De l’art de prévenir à l’art de guérir, par le Dr Claude Virot, psychiatre, directeur d’Emergences
« J’exercerai mon Art dans l’innocence et la pureté », disait Hippocrate. C’est pourtant aussi Hippocrate qui est considéré comme le fondateur de la médecine rationnelle.
Dans ce débat universel entre art médical et science médicale, l’hypnose apparaît comme une discipline frontière dont le principe fondamental est d’utiliser la transe. « Trans » signifie passage, zone intermédiaire où les dimensions ne s’excluent plus mais se combinent, se complètent. Au-delà de cette première réflexion sur l’art de soigner, explorons aussi ces deux dimensions de la médecine : prévenir et guérir.
Comment, si l’hypnose trouve toute sa valeur dans la dimension préventive de la douleur, montre-t-elle aussi toute sa valeur dans la dimension curative, lorsque la douleur est déjà là ?
Chaque acte hypnotique a-t-il une double dimension préventive et curative ? Y a-t-il des modalités spécifiques de l’anticipation et d’autres spécifiques de la réparation ? Pourrons-nous conclure que, par sa capacité à relier le passé au futur, le corps à l’esprit, l’individu au groupe, la science à l’art, le protocole à la créativité, l’hypnose joue encore et toujours son rôle de passerelle par laquelle les dimensions fondamentales de l’Humain communiquent ?
En seconde séance plénière: Le défi de la douleur : le cerveau en état hypnotique peut-il contrôler la douleur ? Pr De Benedittis Guiseppe, Professeur de neurochirurgie et directeur du centre de la douleur à l’université de Milan (Italie)
Les mécanismes neuraux qui sous-tendent les états hypnotiques et les réactions aux suggestions hypnotiques demeurent largement inconnus.
Toutefois, des découvertes récentes ont permis de lever quelque peu le voile sur le mystère du soulagement de la douleur par l’hypnose.
Il est probable que les suggestions analgésiques hypnotiques permettent de moduler la douleur à des niveaux et régions divers à l’intérieur du système nerveux périphérique et central.
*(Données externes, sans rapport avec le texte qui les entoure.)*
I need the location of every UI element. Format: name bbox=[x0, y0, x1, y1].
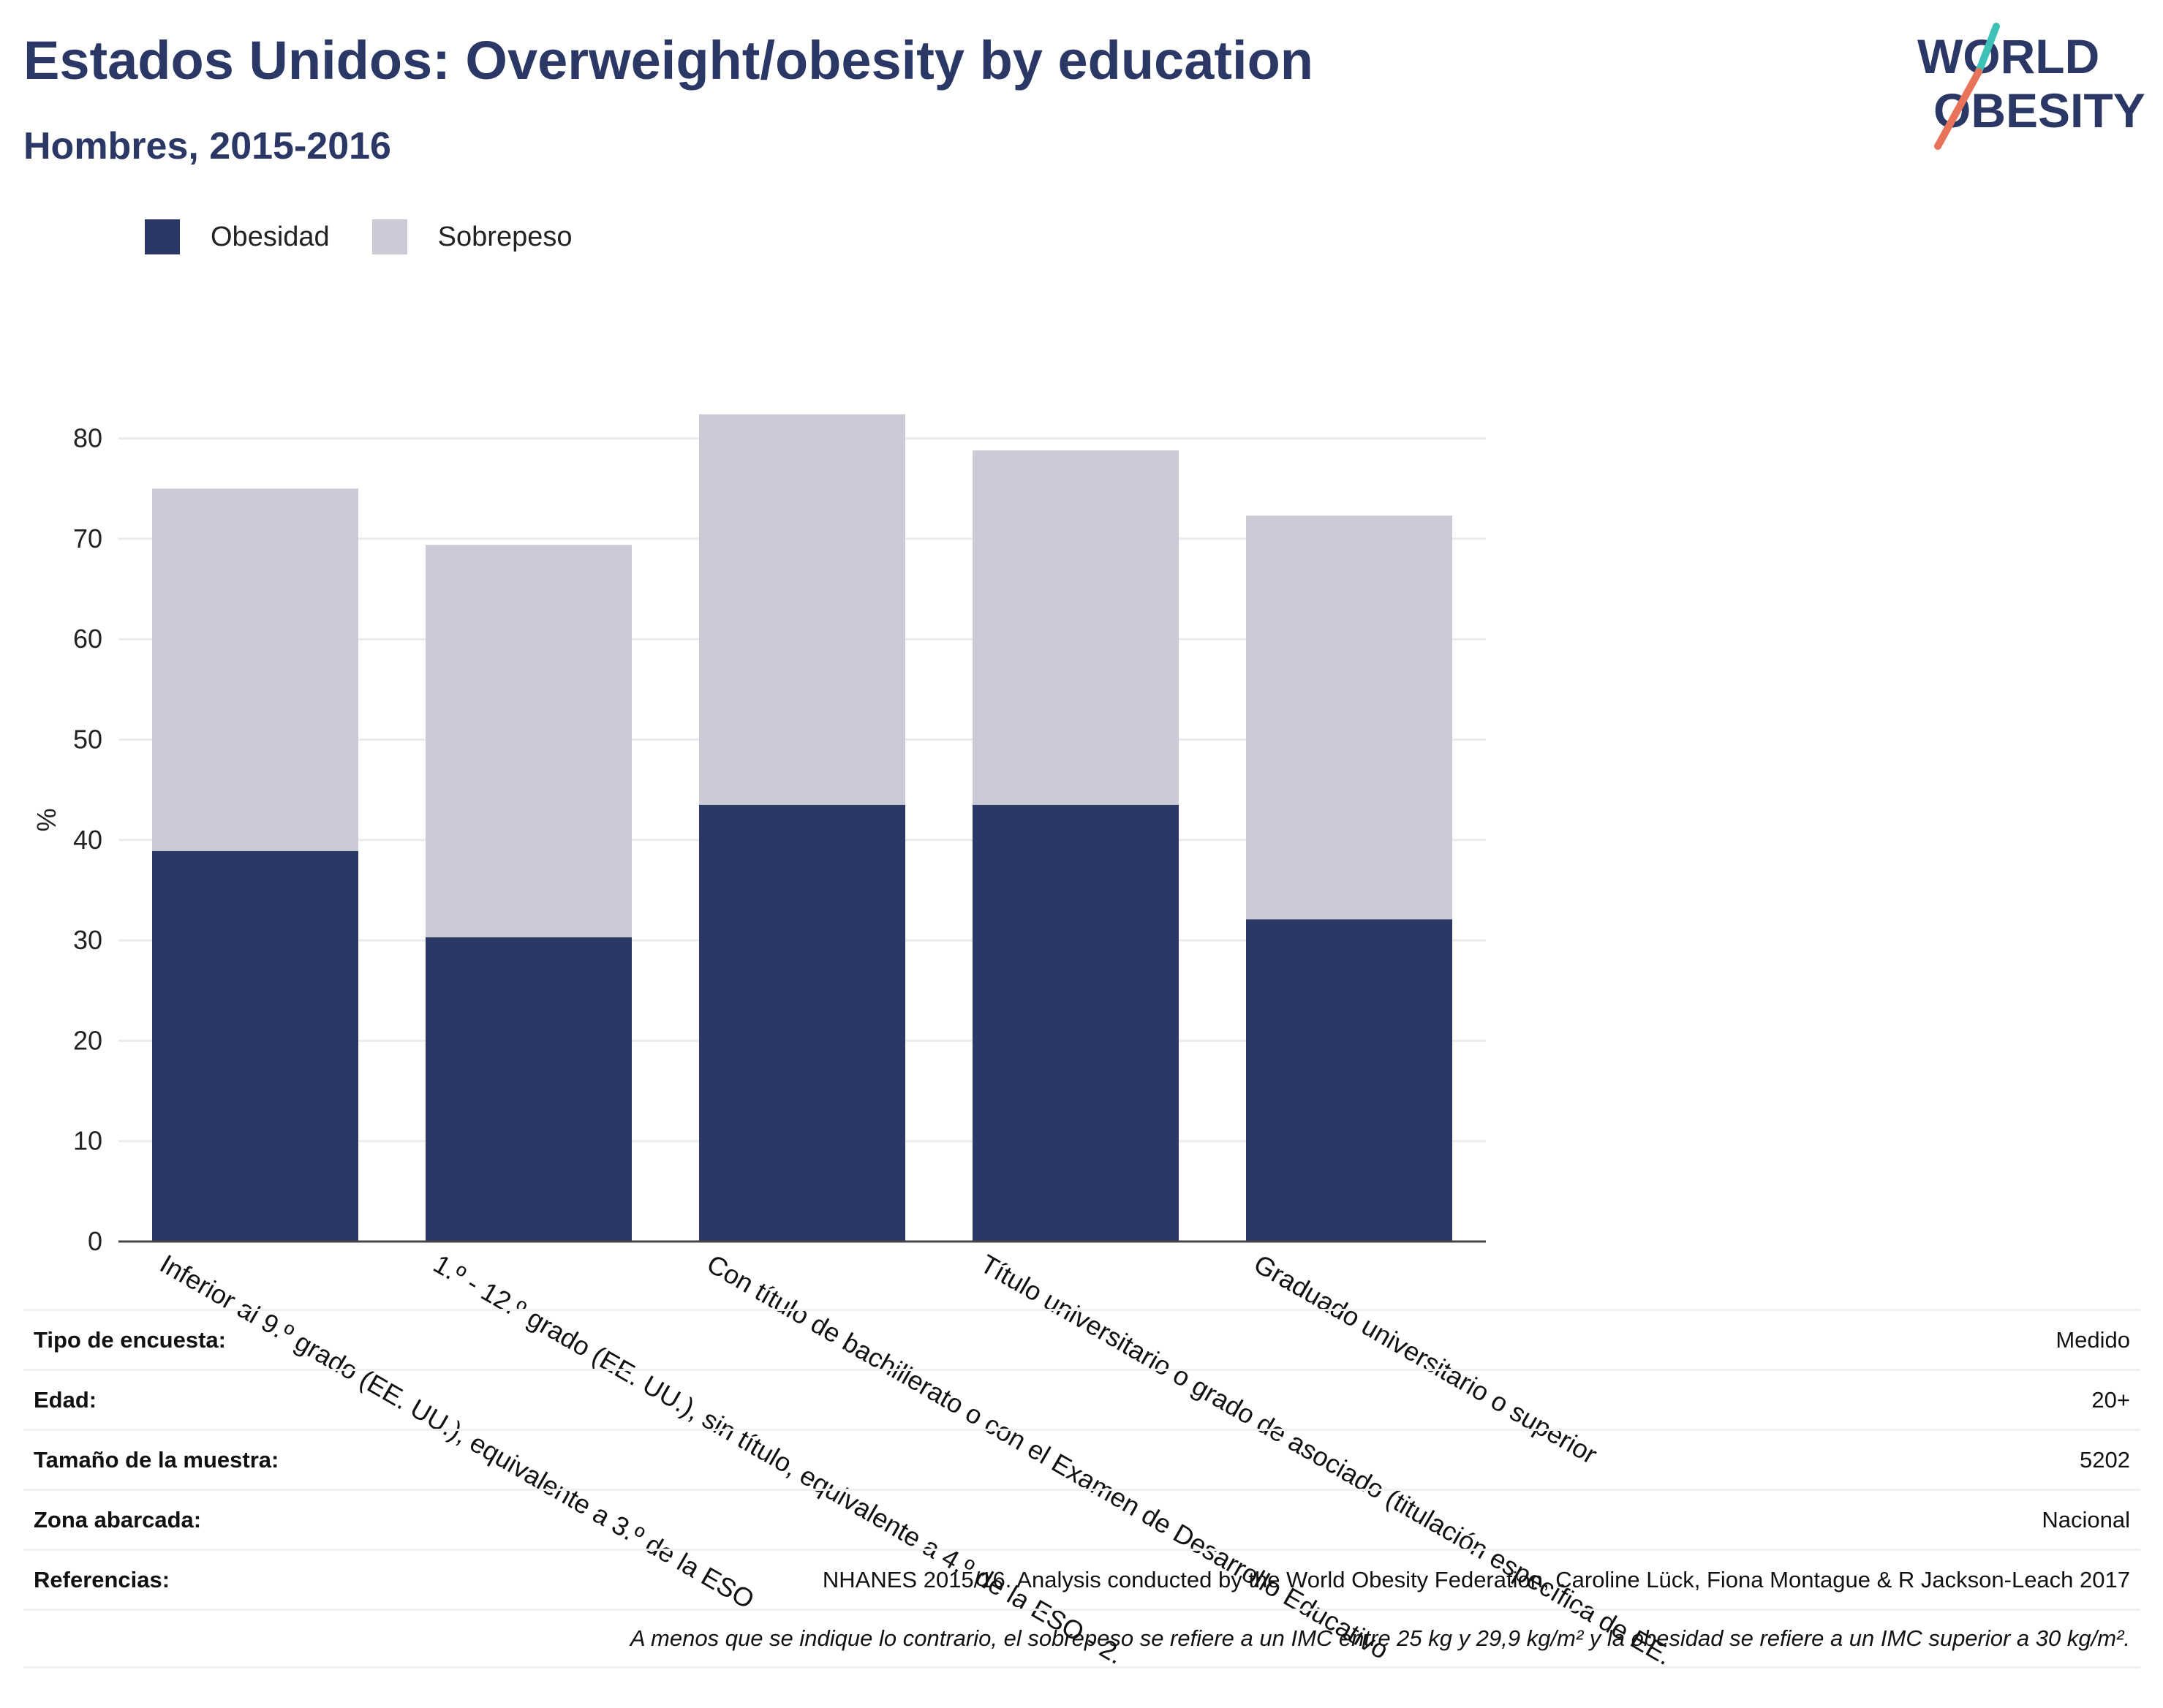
bar-sobrepeso bbox=[699, 414, 905, 805]
y-tick-label: 60 bbox=[73, 624, 102, 654]
legend-label-obesidad: Obesidad bbox=[211, 221, 330, 252]
y-axis-label: % bbox=[31, 808, 61, 831]
logo-line1: WORLD bbox=[1917, 29, 2099, 83]
bar-obesidad bbox=[973, 804, 1179, 1242]
y-tick-label: 80 bbox=[73, 423, 102, 453]
bar-sobrepeso bbox=[973, 450, 1179, 805]
y-tick-label: 10 bbox=[73, 1126, 102, 1156]
chart-subtitle: Hombres, 2015-2016 bbox=[23, 125, 391, 167]
info-label: Tamaño de la muestra: bbox=[34, 1446, 279, 1473]
info-value: NHANES 2015/16. Analysis conducted by th… bbox=[822, 1566, 2130, 1592]
info-row-note: A menos que se indique lo contrario, el … bbox=[23, 1609, 2140, 1669]
info-row-age: Edad: 20+ bbox=[23, 1369, 2140, 1429]
info-row-references: Referencias: NHANES 2015/16. Analysis co… bbox=[23, 1549, 2140, 1609]
info-row-area: Zona abarcada: Nacional bbox=[23, 1489, 2140, 1549]
legend-swatch-sobrepeso bbox=[371, 219, 407, 254]
info-label: Tipo de encuesta: bbox=[34, 1326, 226, 1353]
legend-swatch-obesidad bbox=[145, 219, 180, 254]
bar-sobrepeso bbox=[152, 488, 358, 851]
chart-title: Estados Unidos: Overweight/obesity by ed… bbox=[23, 30, 1313, 91]
chart-legend: Obesidad Sobrepeso bbox=[145, 219, 614, 254]
survey-info-table: Tipo de encuesta: Medido Edad: 20+ Tamañ… bbox=[23, 1309, 2140, 1669]
y-tick-label: 70 bbox=[73, 524, 102, 553]
logo-slash-top bbox=[1975, 23, 2000, 75]
info-row-sample-size: Tamaño de la muestra: 5202 bbox=[23, 1429, 2140, 1489]
bar-sobrepeso bbox=[426, 545, 632, 937]
y-tick-label: 0 bbox=[88, 1226, 102, 1256]
info-row-survey-type: Tipo de encuesta: Medido bbox=[23, 1309, 2140, 1369]
legend-item-sobrepeso[interactable]: Sobrepeso bbox=[371, 219, 573, 254]
bar-sobrepeso bbox=[1246, 515, 1452, 920]
info-label: Edad: bbox=[34, 1386, 97, 1413]
definition-note: A menos que se indique lo contrario, el … bbox=[630, 1625, 2130, 1651]
legend-item-obesidad[interactable]: Obesidad bbox=[145, 219, 330, 254]
y-tick-label: 50 bbox=[73, 725, 102, 755]
info-value: Nacional bbox=[2042, 1506, 2130, 1533]
y-tick-label: 20 bbox=[73, 1025, 102, 1055]
bar-obesidad bbox=[152, 850, 358, 1242]
info-value: Medido bbox=[2056, 1326, 2130, 1353]
bar-obesidad bbox=[1246, 919, 1452, 1242]
info-value: 20+ bbox=[2091, 1386, 2130, 1413]
bar-obesidad bbox=[699, 804, 905, 1242]
info-label: Zona abarcada: bbox=[34, 1506, 202, 1533]
y-tick-label: 30 bbox=[73, 925, 102, 955]
info-label: Referencias: bbox=[34, 1566, 170, 1592]
legend-label-sobrepeso: Sobrepeso bbox=[437, 221, 573, 252]
info-value: 5202 bbox=[2080, 1446, 2130, 1473]
world-obesity-logo: WORLD OBESITY bbox=[1917, 23, 2145, 150]
bar-obesidad bbox=[426, 937, 632, 1242]
logo-slash-bottom bbox=[1934, 68, 1982, 150]
y-tick-label: 40 bbox=[73, 825, 102, 855]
Au niveau périphérique, l’hypnose peut moduler les afférences nociceptives en régulant la stimulation des fibres A-delta et C et en réduisant la stimulation sympathique. Au niveau céphalorachidien, il a été prouvé que l’analgésie sensorielle durant l’hypnose est directement liée à une réduction du réflexe nociceptif en flexion (RIII), un réflexe spinal polysynaptique.
Au niveau supraspinal, l’imagerie cérébrale et les études électrophysiologiques ont démontré que les suggestions hypnotiques analgésiques peuvent modifier les dimensions sensorielles comme affectives de la perception de la douleur (l’affectif subissant une modification plus importante que le sensoriel), confirmant en cela, tout au moins partiellement, la théorie de néo-dissociation de Hilgard et Hilgard (1994). En outre, les sujets hautement hypnotisables possèdent une capacité de filtrage de l’attention supérieure à celle des sujets faiblement hypnotisables.
Cette flexibilité cognitive supérieure leur permet de mieux se concentrer et de mieux détourner l’attention des stimuli nociceptifs et également des stimuli non pertinents de leur environnement. Ces processus cognitifs de contrôle sont associés à un « système attentionnel de supervision » qui implique le cortex limbique frontal avancé.
Ces systèmes de contrôle multiples et hiérarchisés de la douleur mis en oeuvre durant la suggestion hypnotique analgésique nous fournissent une nouvelle explication de la base neurobiologique de l’analgésie hypnotique, qui s’est avérée une méthode fiable, validée et sûre d’intervention dans le contrôle de la douleur, aiguë comme chronique.
Par ailleurs, les paradigmes de recherche récents ont conforté le rôle de l’hypnose comme moyen de sondage efficace des mécanismes cérébraux et, partant, comme moyen d’investigation de l’hypnose elle-même. Il semble donc que nous soyons à l’aube d’une véritable révolution copernicienne dans ce domaine.